TVs and video games critical to keep kids happy, distracted
Consider making your ED more kid-friendly with these tips from Janice Frohman, MS, RN, administrative director for emergency services at WakeMed in Raleigh, NC, and Betty Jo Torres, RN, clinical director of the ED at Verdugo Hills Hospital in Glendale, CA:
- Pick the furniture with kids in mind.
WakeMed opted to go with curved modular seating in the waiting area instead of chairs. When shopping for furniture, Frohman took a car seat with her to see if parents could easily and safely set the seat down. With chairs, she looked "to see if those little fat toddler legs could get caught down in them."
Child-sized seating is a good idea in waiting areas intended specifically for kids.
- Provide more than one video game if possible.
The video games will be very popular with children, so you can avoid squabbles by providing more than one. WakeMed has three video games in the waiting area. Expect to replace or reupholster the furniture in front of the video games more often than the rest of the waiting area.
- Use signage that kids can understand.
In WakeMed’s children’s ED, the signage says "Nurse’s Place" instead of "Triage."
Restrooms have pictograms of little boys and girls instead of adult-oriented signs.

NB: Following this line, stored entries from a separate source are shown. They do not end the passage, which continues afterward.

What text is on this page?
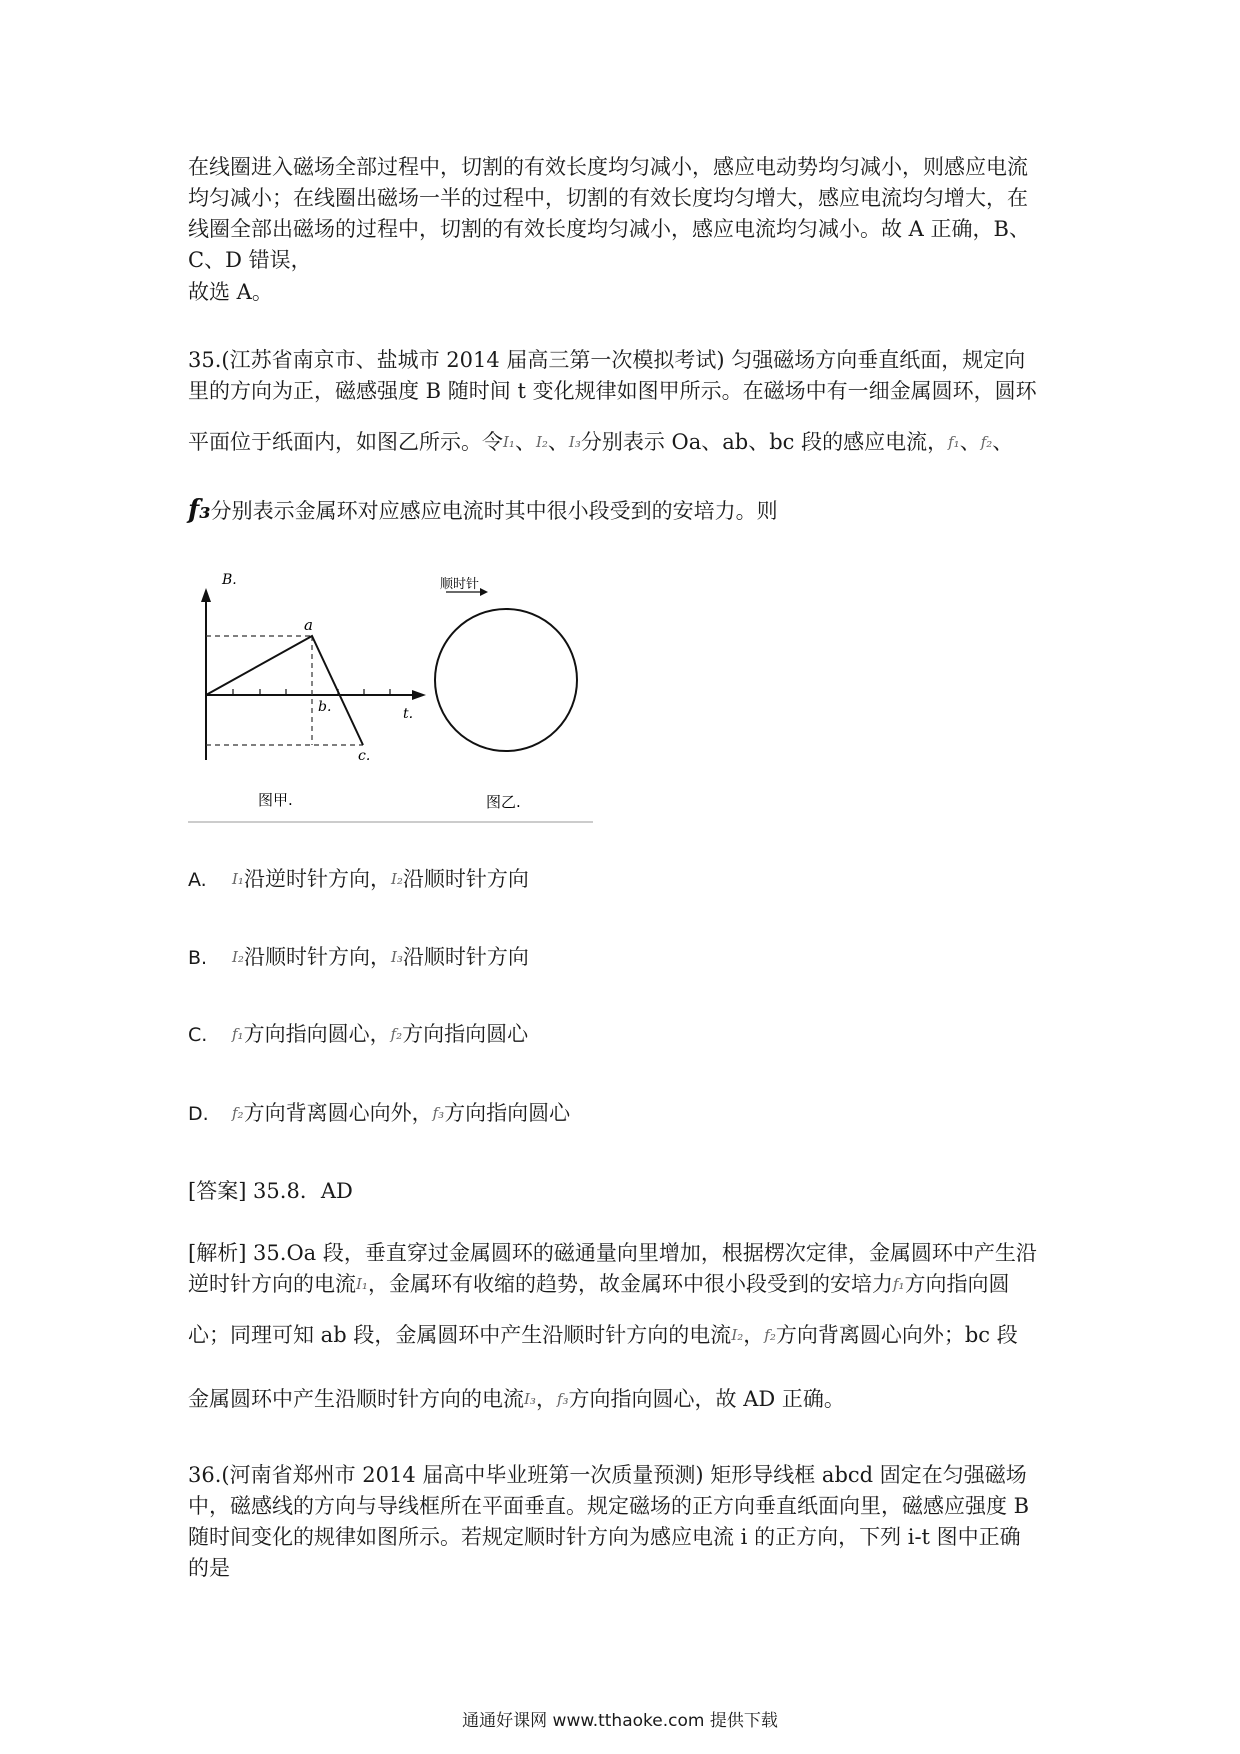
在线圈进入磁场全部过程中，切割的有效长度均匀减小，感应电动势均匀减小，则感应电流
均匀减小；在线圈出磁场一半的过程中，切割的有效长度均匀增大，感应电流均匀增大，在
线圈全部出磁场的过程中，切割的有效长度均匀减小，感应电流均匀减小。故 A 正确，B、
C、D 错误，
故选 A。
35.(江苏省南京市、盐城市 2014 届高三第一次模拟考试) 匀强磁场方向垂直纸面，规定向
里的方向为正，磁感强度 B 随时间 t 变化规律如图甲所示。在磁场中有一细金属圆环，圆环
平面位于纸面内，如图乙所示。令I₁、I₂、I₃分别表示 Oa、ab、bc 段的感应电流，f₁、f₂、
f₃分别表示金属环对应感应电流时其中很小段受到的安培力。则
B.
a
b.
c.
t.
图甲.
顺时针
图乙.
A. I₁沿逆时针方向，I₂沿顺时针方向
B. I₂沿顺时针方向，I₃沿顺时针方向
C. f₁方向指向圆心，f₂方向指向圆心
D. f₂方向背离圆心向外，f₃方向指向圆心
[答案] 35.8．AD
[解析] 35.Oa 段，垂直穿过金属圆环的磁通量向里增加，根据楞次定律，金属圆环中产生沿
逆时针方向的电流I₁，金属环有收缩的趋势，故金属环中很小段受到的安培力f₁方向指向圆
心；同理可知 ab 段，金属圆环中产生沿顺时针方向的电流I₂，f₂方向背离圆心向外；bc 段
金属圆环中产生沿顺时针方向的电流I₃，f₃方向指向圆心，故 AD 正确。
36.(河南省郑州市 2014 届高中毕业班第一次质量预测) 矩形导线框 abcd 固定在匀强磁场
中，磁感线的方向与导线框所在平面垂直。规定磁场的正方向垂直纸面向里，磁感应强度 B
随时间变化的规律如图所示。若规定顺时针方向为感应电流 i 的正方向，下列 i-t 图中正确
的是
通通好课网 www.tthaoke.com 提供下载
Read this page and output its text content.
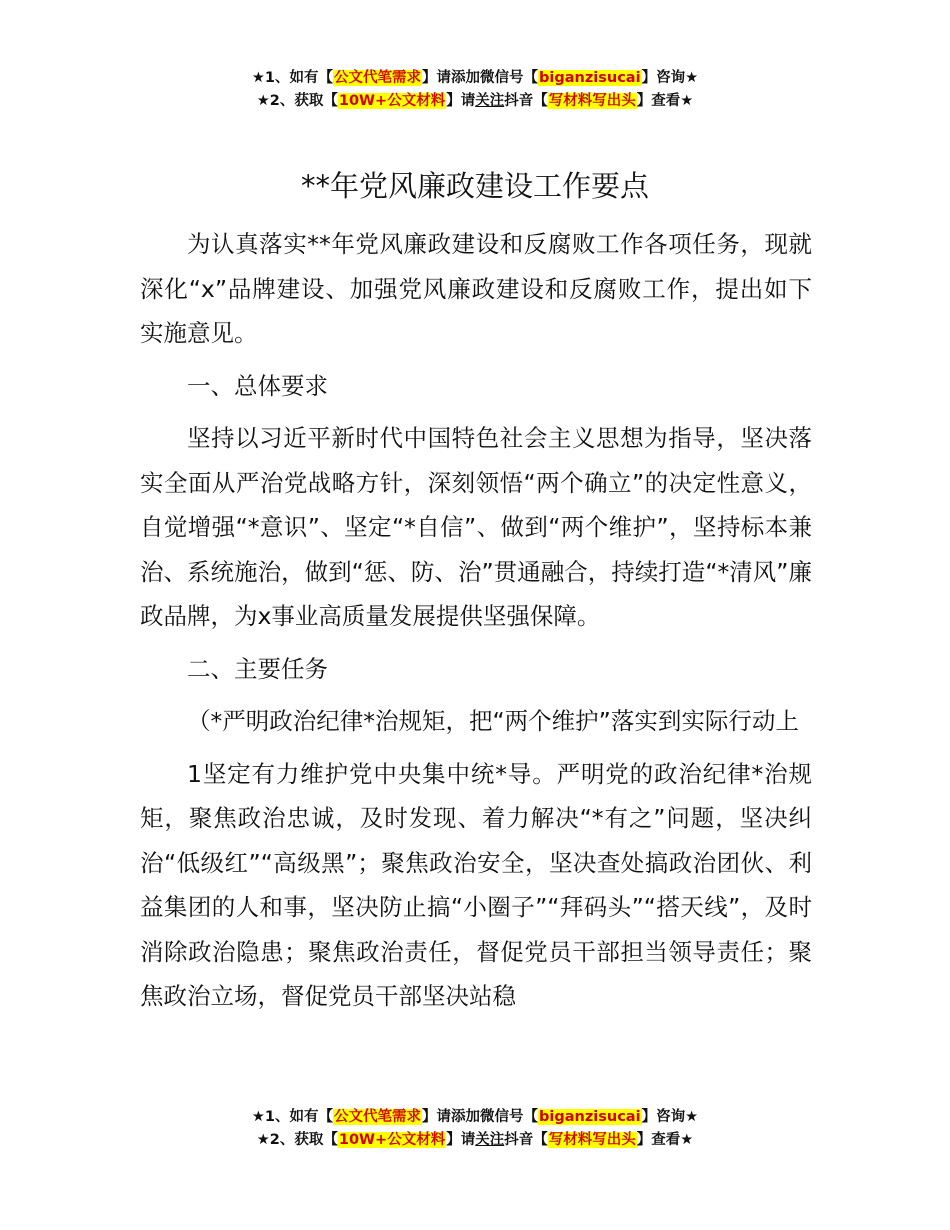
★1、如有【公文代笔需求】请添加微信号【biganzisucai】咨询★
★2、获取【10W+公文材料】请关注抖音【写材料写出头】查看★
**年党风廉政建设工作要点

为认真落实**年党风廉政建设和反腐败工作各项任务，现就深化“x”品牌建设、加强党风廉政建设和反腐败工作，提出如下实施意见。

一、总体要求

坚持以习近平新时代中国特色社会主义思想为指导，坚决落实全面从严治党战略方针，深刻领悟“两个确立”的决定性意义，自觉增强“*意识”、坚定“*自信”、做到“两个维护”，坚持标本兼治、系统施治，做到“惩、防、治”贯通融合，持续打造“*清风”廉政品牌，为x事业高质量发展提供坚强保障。

二、主要任务

（*严明政治纪律*治规矩，把“两个维护”落实到实际行动上

1坚定有力维护党中央集中统*导。严明党的政治纪律*治规矩，聚焦政治忠诚，及时发现、着力解决“*有之”问题，坚决纠治“低级红”“高级黑”；聚焦政治安全，坚决查处搞政治团伙、利益集团的人和事，坚决防止搞“小圈子”“拜码头”“搭天线”，及时消除政治隐患；聚焦政治责任，督促党员干部担当领导责任；聚焦政治立场，督促党员干部坚决站稳

★1、如有【公文代笔需求】请添加微信号【biganzisucai】咨询★
★2、获取【10W+公文材料】请关注抖音【写材料写出头】查看★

- You can’t have too many TVs and video players.
They’re invaluable if you’re trying to calm children or distract them during treatment, Frohman says. WakeMed has TVs and video players in all the treatment rooms, and there is a "Breathing Room" where children can go to receive medical gasses. That room has a widescreen TV.
"I’ve stitched up kids while they were watching TV who otherwise would have been screaming," Frohman says. "Video games in the rooms are OK, but sometimes it’s hard to take it away from them when you need to treat them. Movies are better in the treatment areas."
- Designate a couple of examination rooms for children if you can.
Most hospitals can’t devote an entire ED to children, but a couple of child-friendly exam rooms can make a big difference, Torres says. The rooms are still free for adult use, of course, but children will react better to a room that is painted brightly and has toys or videos. If possible, build the room so that much of the medical equipment is concealed in walls and cabinetry so that it doesn’t intimidate the child.
- Look for the small things that can make a room more friendly to kids.
At WakeMed, the children’s area has sinks and toilets very low to the floor. Some light switches, such as those in bathrooms, are very low so kids can reach them.